[PATCH 3/4] KVM: x86: Introduce Intel specific quirk KVM_X86_QUIRK_EPT_IGNORE_GUEST_PAT

[Date Prev][Date Next][Thread Prev][Thread Next][Date Index][Thread Index]

 



From: Yan Zhao <yan.y.zhao@xxxxxxxxx>

Introduce an Intel specific quirk KVM_X86_QUIRK_EPT_IGNORE_GUEST_PAT to have
KVM ignore guest PAT when this quirk is enabled.

KVM is able to safely honor guest PAT on Intel platforms when CPU feature
self-snoop is supported. However, KVM honoring guest PAT was reverted after
commit 9d70f3fec144 ("Revert "KVM: VMX: Always honor guest PAT on CPUs that
support self-snoop""), due to UC access on certain Intel platforms being
very slow [1]. Honoring guest PAT on those platforms may break some old
guests that accidentally specify PAT as UC. Those old guests may never
expect the slowness since KVM always forces WB previously. See [2].

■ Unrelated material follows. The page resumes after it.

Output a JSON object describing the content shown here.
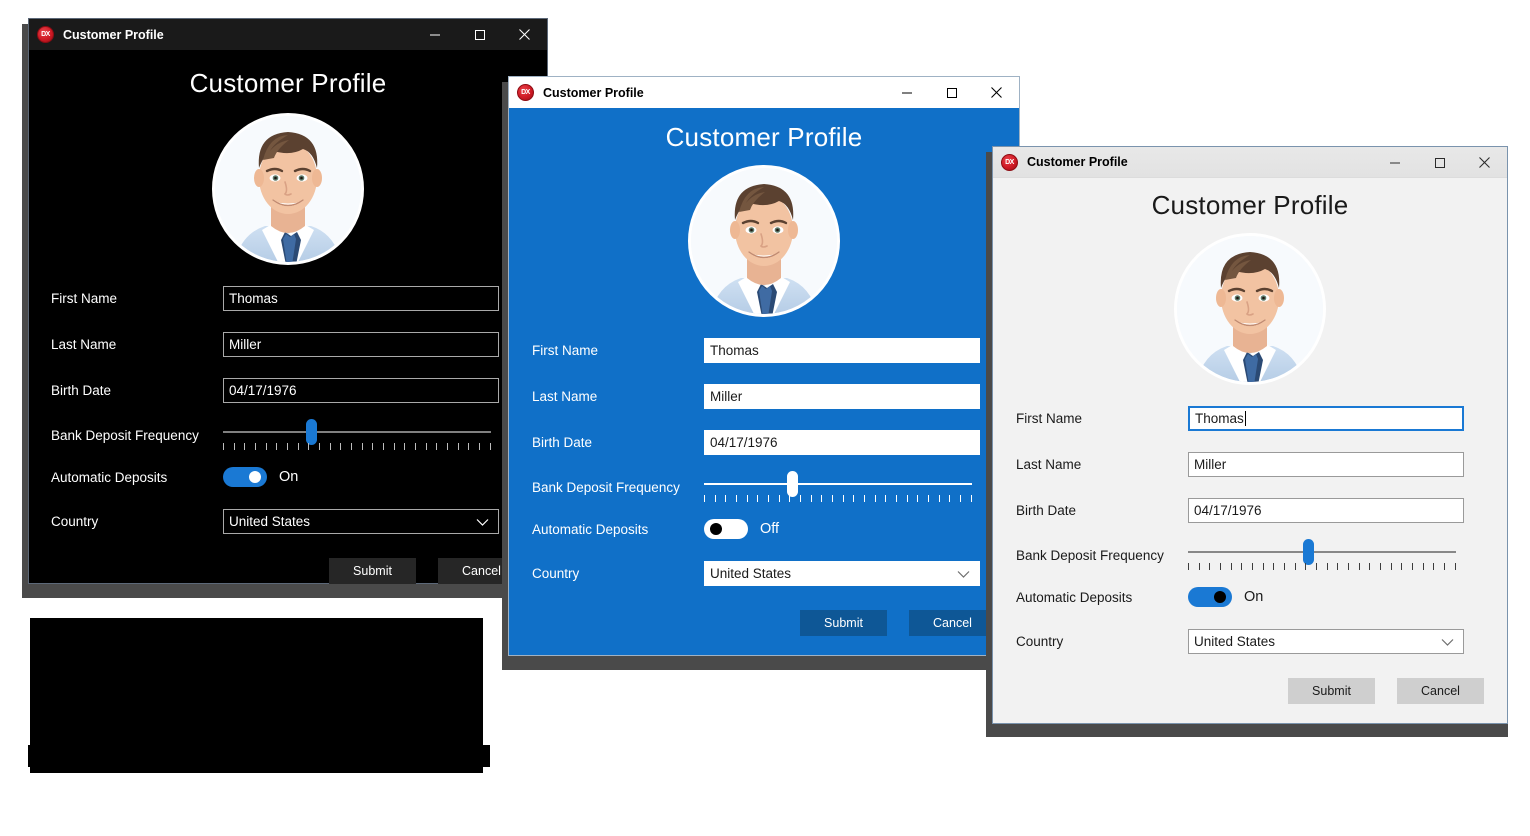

So, introduce an Intel specific quirk KVM_X86_QUIRK_EPT_IGNORE_GUEST_PAT.
KVM enables the quirk on all Intel platforms by default to avoid breaking
old unmodifiable guests. Newer userspace can disable this quirk to turn on
honoring guest PAT.

The quirk is only valid on Intel's platforms and is absent on AMD's
platforms as KVM always honors guest PAT when running on AMD.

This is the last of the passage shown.